Acopan Tepui, In Gold Blood

Venezuela
Author: Jeremy Collins. Climb Year: 2013. Publication Year: 2013.

Pat Goodman, José Miranda, and I first attempted this line in February 2012 with a Jonny Copp Foundation Grant, completing four pitches, but Pat and José both got injured. We felt some serious voodoo from the wall, and so decided to come back in a year and see if the tepui gods would forgive us.

February 2013 wasn’t a whole ton better—the Pemon people rose up against illegal mining going on in the jungle and kidnapped 40 miners as well as the soldiers who attempted to free them. We cheered them on from our swanky (skanky) hotel room in Ciudad Bolivar, but the uprising shut down all flights to the region for some time. Eventually a pilot agreed to drop us, along with photographer James Q Martin, in Yunek. The chieftain, Leonardo, gave big hugs and laughter as we exited the Cessna on their bush-covered landing strip. They had seen only one tourist party since our visit a year prior—a group of two trekkers. This is rough on the community, as visitors equal dollars and bartering. We had delivered a solar-power system to them in 2012 and brought a new system this time to stop them from relying on the gas generator that powers their small village.

We returned to our route, attempting to find the most beautiful and sensible free climbing, and all summited after a five-day push. After summiting, we attempted to free the two crux pitches. The first of these was pitch two, Pat’s lead. He’d worked tirelessly to find a free path through this steep, blank section of immaculate Precambrian sandstone. With three distinct crux sections of V6/7 and runouts of 5.12+ between each, it was totally doable for “The Good-One”—a master of hair-raising headpoints and finicky gear. However, it also had a distinct problem: a pulsing, amber nest of healthy-looking wasps at the crux. None of us was willing to attempt cutting it loose. Pat fired through this section anyway, breathing quiet words of respect: good wasp, pretty wasp, omniscient wasp. He fell higher after breaking a key hold. The voodoo continued. Pat’s shoulder was tweaked, and the wasps prevailed. Pitch two awaits a full free ascent (proposed 5.13a).

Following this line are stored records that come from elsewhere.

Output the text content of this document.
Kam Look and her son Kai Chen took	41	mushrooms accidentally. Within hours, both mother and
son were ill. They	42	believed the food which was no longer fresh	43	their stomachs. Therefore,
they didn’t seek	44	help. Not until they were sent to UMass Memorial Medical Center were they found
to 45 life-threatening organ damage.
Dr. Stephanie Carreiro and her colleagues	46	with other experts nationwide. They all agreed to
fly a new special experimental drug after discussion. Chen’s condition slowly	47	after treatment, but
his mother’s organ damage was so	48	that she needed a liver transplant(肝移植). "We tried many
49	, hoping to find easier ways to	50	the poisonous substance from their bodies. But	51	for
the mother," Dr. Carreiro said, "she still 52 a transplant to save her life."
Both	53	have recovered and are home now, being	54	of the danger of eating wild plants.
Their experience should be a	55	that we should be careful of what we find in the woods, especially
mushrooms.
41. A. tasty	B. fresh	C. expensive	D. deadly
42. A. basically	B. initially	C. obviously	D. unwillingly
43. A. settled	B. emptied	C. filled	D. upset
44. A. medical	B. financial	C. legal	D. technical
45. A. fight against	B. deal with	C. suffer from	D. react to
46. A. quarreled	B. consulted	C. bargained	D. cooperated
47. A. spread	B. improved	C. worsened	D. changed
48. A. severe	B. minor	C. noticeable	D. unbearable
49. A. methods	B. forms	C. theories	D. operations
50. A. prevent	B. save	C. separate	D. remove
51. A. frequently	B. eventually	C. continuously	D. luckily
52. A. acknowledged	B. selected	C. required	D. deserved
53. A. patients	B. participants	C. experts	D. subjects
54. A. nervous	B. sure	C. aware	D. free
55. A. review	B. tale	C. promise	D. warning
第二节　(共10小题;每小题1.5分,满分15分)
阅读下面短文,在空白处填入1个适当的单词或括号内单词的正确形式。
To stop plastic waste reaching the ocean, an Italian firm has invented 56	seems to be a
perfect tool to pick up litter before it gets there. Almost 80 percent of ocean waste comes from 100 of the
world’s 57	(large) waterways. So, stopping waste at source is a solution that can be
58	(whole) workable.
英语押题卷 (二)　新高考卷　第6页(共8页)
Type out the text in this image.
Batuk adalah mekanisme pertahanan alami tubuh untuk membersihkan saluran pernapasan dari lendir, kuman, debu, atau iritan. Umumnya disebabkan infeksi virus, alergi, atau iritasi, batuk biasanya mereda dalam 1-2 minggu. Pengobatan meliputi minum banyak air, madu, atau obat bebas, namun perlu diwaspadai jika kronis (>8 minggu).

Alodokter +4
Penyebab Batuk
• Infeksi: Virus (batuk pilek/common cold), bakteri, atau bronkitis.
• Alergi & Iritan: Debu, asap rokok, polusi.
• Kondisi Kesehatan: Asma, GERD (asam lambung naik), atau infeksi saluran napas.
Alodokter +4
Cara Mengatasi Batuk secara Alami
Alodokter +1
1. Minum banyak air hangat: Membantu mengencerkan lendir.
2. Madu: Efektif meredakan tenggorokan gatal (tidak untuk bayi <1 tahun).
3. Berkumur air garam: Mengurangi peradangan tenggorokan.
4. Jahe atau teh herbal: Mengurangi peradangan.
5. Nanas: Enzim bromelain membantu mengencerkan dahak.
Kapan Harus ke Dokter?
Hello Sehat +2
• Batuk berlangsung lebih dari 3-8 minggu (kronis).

The second crux, pitch four, was my lead, with 5.12+ wandering through some exciting sections of sparse but solid protection, including a bomber Lost Arrow I had placed a year prior. However, when I reached the pin placement this year, I thought, “What the... Hey, where’s the pin!?” Apparently it had come out in Pat’s hands the day before. Voodoo, certainly. I kept at it, now 20’ out from a flared No. 00 C3 on techy 5.11+ face climbing. I begged the Tepui Voodoo Council for safe passage, and finally entered the well-protected crux: three boulder problems with a series of wild deadpoints. Eventually, all the steep jungle hiking and 400’ of free-hanging jumaring caught up with me. I fell just beneath the anchors, above the crux, on our last day, last hour, and last route of my four-year mission to put up first free ascents in the four cardinal directions from my home—north, west, east, and, now, south. I was bummed, but ready to go home to my wife and kids. Someone else can send it. It didn’t go free, but I certainly felt free—free to move on, free to enjoy the journey, and free to go home.

Our route In Gold Blood (V 5.12c R A0) climbs 11 pitches (11+, 13a, 12b, 12c, 11a, 11a, 11+, 10b, 10 X, 11+, easy 5th). It is truly an amazing line, with numerous, distinct sections. A big thanks to the AAC and the Jonny Copp Foundation.